Hal-hal mendasar yang
dilihat di tes itu adalah hal-hal yang punya peranan signifikan untuk membuat
seseorang bisa sukses atau gak. Ini kaitannya dengan yg namanya accomplishment.
Accomplishment ini,
sederhananya, kita berhasil meraih sesuatu. Tapi yang diraih bukan sekedar sesuatu
yang sederhana, melainkan sesuatu yang dampaknya besar dan signifikan buat
kita. Masalahnya, kita bisa berhasil meraih sesuatu juga harus ada modalnya.
Modal2 tadi yang dilihat dari hasil penelitian longitudinal di Stanford's
Marshmallow Test.
Misalnya, semua yg dibilang
Iyas tadi.
Contohnya gini...
Kita kan sering anggap,
orang pinter adalah orang yang akan berhasil. Akhirnya, kecenderungannya bilang
keberhasilan itu dilihat dari kapasitas inteligensi doang. Pinter di sini
dilihatnya secara sempit.
Padahal, untuk berhasil ga
cuma butuh otak, tapi juga butuh kepintaran lainnya juga.

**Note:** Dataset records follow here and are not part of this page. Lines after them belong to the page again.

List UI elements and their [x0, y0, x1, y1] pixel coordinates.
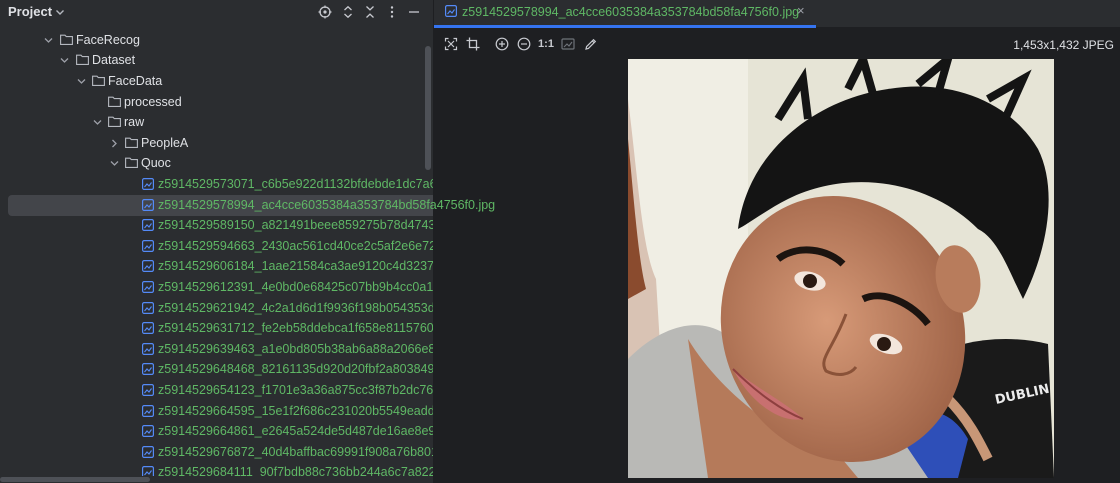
horizontal-scrollbar[interactable] — [0, 476, 433, 483]
image-file-icon — [142, 219, 154, 231]
editor-tab-bar: z5914529578994_ac4cce6035384a353784bd58f… — [434, 0, 1120, 28]
file-label: z5914529606184_1aae21584ca3ae9120c4d3237… — [158, 259, 434, 273]
chevron-down-icon[interactable] — [44, 36, 53, 45]
tab-label[interactable]: z5914529578994_ac4cce6035384a353784bd58f… — [462, 5, 799, 19]
file-label: z5914529676872_40d4baffbac69991f908a76b8… — [158, 445, 434, 459]
tree-folder-label: FaceRecog — [76, 33, 140, 47]
tree-folder-label: Dataset — [92, 53, 136, 67]
crop-icon[interactable] — [465, 36, 481, 52]
zoom-out-icon[interactable] — [516, 36, 532, 52]
folder-icon — [125, 157, 138, 168]
tree-folder-facedata[interactable]: FaceData — [0, 71, 433, 91]
image-file-icon — [142, 384, 154, 396]
selected-file-label[interactable]: z5914529578994_ac4cce6035384a353784bd58f… — [158, 198, 495, 212]
image-file-icon — [142, 405, 154, 417]
file-item[interactable]: z5914529676872_40d4baffbac69991f908a76b8… — [0, 442, 434, 462]
tree-folder-label: Quoc — [141, 156, 171, 170]
fit-to-window-icon[interactable] — [443, 36, 459, 52]
file-item[interactable]: z5914529606184_1aae21584ca3ae9120c4d3237… — [0, 256, 434, 276]
file-item[interactable]: z5914529631712_fe2eb58ddebca1f658e811576… — [0, 318, 434, 338]
image-file-icon — [142, 363, 154, 375]
tree-folder-label: FaceData — [108, 74, 163, 88]
file-label: z5914529594663_2430ac561cd40ce2c5af2e6e7… — [158, 239, 434, 253]
file-label: z5914529648468_82161135d920d20fbf2a80384… — [158, 362, 434, 376]
close-icon[interactable]: × — [797, 3, 805, 18]
file-label: z5914529631712_fe2eb58ddebca1f658e811576… — [158, 321, 434, 335]
photo-of-person: DUBLIN — [628, 59, 1054, 478]
image-preview[interactable]: DUBLIN — [628, 59, 1054, 478]
file-label: z5914529612391_4e0bd0e68425c07bb9b4cc0a1… — [158, 280, 434, 294]
file-label: z5914529589150_a821491beee859275b78d4743… — [158, 218, 434, 232]
tree-folder-raw[interactable]: raw — [0, 112, 433, 132]
tree-folder-label: processed — [124, 95, 182, 109]
chevron-down-icon[interactable] — [77, 77, 86, 86]
image-file-icon — [142, 425, 154, 437]
folder-icon — [60, 34, 73, 45]
color-picker-icon[interactable] — [583, 36, 599, 52]
grid-toggle-icon[interactable] — [560, 36, 576, 52]
folder-icon — [125, 137, 138, 148]
tree-folder-peoplea[interactable]: PeopleA — [0, 133, 433, 153]
file-label: z5914529639463_a1e0bd805b38ab6a88a2066e8… — [158, 342, 434, 356]
chevron-down-icon[interactable] — [110, 159, 119, 168]
file-item[interactable]: z5914529664595_15e1f2f686c231020b5549ead… — [0, 401, 434, 421]
collapse-all-icon[interactable] — [362, 4, 378, 20]
chevron-down-icon[interactable] — [93, 118, 102, 127]
image-file-icon — [142, 343, 154, 355]
image-file-icon — [142, 199, 154, 211]
image-file-icon — [142, 322, 154, 334]
folder-icon — [108, 96, 121, 107]
file-label: z5914529664861_e2645a524de5d487de16ae8e9… — [158, 424, 434, 438]
image-file-icon — [142, 281, 154, 293]
file-item[interactable]: z5914529589150_a821491beee859275b78d4743… — [0, 215, 434, 235]
vertical-scrollbar[interactable] — [425, 46, 431, 170]
folder-icon — [76, 54, 89, 65]
tree-folder-label: PeopleA — [141, 136, 189, 150]
more-options-icon[interactable] — [384, 4, 400, 20]
image-file-icon — [142, 260, 154, 272]
file-item[interactable]: z5914529621942_4c2a1d6d1f9936f198b054353… — [0, 298, 434, 318]
image-file-icon — [445, 5, 457, 17]
expand-all-icon[interactable] — [340, 4, 356, 20]
file-item[interactable]: z5914529639463_a1e0bd805b38ab6a88a2066e8… — [0, 339, 434, 359]
project-title[interactable]: Project — [8, 4, 52, 19]
editor-tab[interactable]: z5914529578994_ac4cce6035384a353784bd58f… — [434, 0, 816, 28]
minimize-icon[interactable] — [406, 4, 422, 20]
image-file-icon — [142, 302, 154, 314]
file-label: z5914529621942_4c2a1d6d1f9936f198b054353… — [158, 301, 434, 315]
horizontal-scrollbar-thumb[interactable] — [0, 477, 150, 482]
file-item[interactable]: z5914529664861_e2645a524de5d487de16ae8e9… — [0, 421, 434, 441]
file-label: z5914529573071_c6b5e922d1132bfdebde1dc7a… — [158, 177, 434, 191]
image-editor: z5914529578994_ac4cce6035384a353784bd58f… — [434, 0, 1120, 483]
image-toolbar: 1:1 1,453x1,432 JPEG — [434, 30, 1120, 58]
tree-folder-label: raw — [124, 115, 145, 129]
image-file-icon — [142, 240, 154, 252]
folder-icon — [108, 116, 121, 127]
chevron-right-icon[interactable] — [110, 139, 119, 148]
file-label: z5914529654123_f1701e3a36a875cc3f87b2dc7… — [158, 383, 434, 397]
target-icon[interactable] — [317, 4, 333, 20]
tree-folder-processed[interactable]: processed — [0, 92, 433, 112]
file-item[interactable]: z5914529648468_82161135d920d20fbf2a80384… — [0, 359, 434, 379]
tree-folder-dataset[interactable]: Dataset — [0, 50, 433, 70]
image-file-icon — [142, 446, 154, 458]
tree-folder-quoc[interactable]: Quoc — [0, 153, 433, 173]
file-item[interactable]: z5914529594663_2430ac561cd40ce2c5af2e6e7… — [0, 236, 434, 256]
active-tab-indicator — [434, 25, 816, 28]
file-item[interactable]: z5914529573071_c6b5e922d1132bfdebde1dc7a… — [0, 174, 434, 194]
chevron-down-icon[interactable] — [55, 7, 65, 17]
zoom-in-icon[interactable] — [494, 36, 510, 52]
file-item[interactable]: z5914529612391_4e0bd0e68425c07bb9b4cc0a1… — [0, 277, 434, 297]
file-label: z5914529664595_15e1f2f686c231020b5549ead… — [158, 404, 434, 418]
file-item[interactable]: z5914529654123_f1701e3a36a875cc3f87b2dc7… — [0, 380, 434, 400]
project-header: Project — [0, 0, 433, 26]
tree-folder-facerecog[interactable]: FaceRecog — [0, 30, 433, 50]
actual-size-button[interactable]: 1:1 — [538, 36, 554, 52]
folder-icon — [92, 75, 105, 86]
project-panel: Project FaceRecog Dataset FaceData proce… — [0, 0, 434, 483]
image-file-icon — [142, 178, 154, 190]
chevron-down-icon[interactable] — [60, 56, 69, 65]
image-info: 1,453x1,432 JPEG — [1013, 38, 1114, 52]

Nah, pinter-pinter lainnya
ini apa?
Ada keliatan di hasil tes
tadi.
Menahan diri gak cuma
menahan. Di situ ada aspek spesifik lainnya juga. Ada problem solving, ada
kepatuhan, ada konsistensi, ada daya tahan, ada daya juang. Semua berujung ke
persistensi diri. Hal-hal ini yg juga jadi aspek signifikan, dan bisa jadi
pembeda signifikan juga antara orang yg berhasil vs tidak berhasil mencapai
target personal mereka.
Keterangan :
#Psytalk ini dilakukan pada 10 Mei 2014 di Grup Whatsapp @KlubBuku Indonesia, dengan dipandu oleh @IyasCoveRy dan @SetyoJoko dan ditutup oleh @niafajriyani.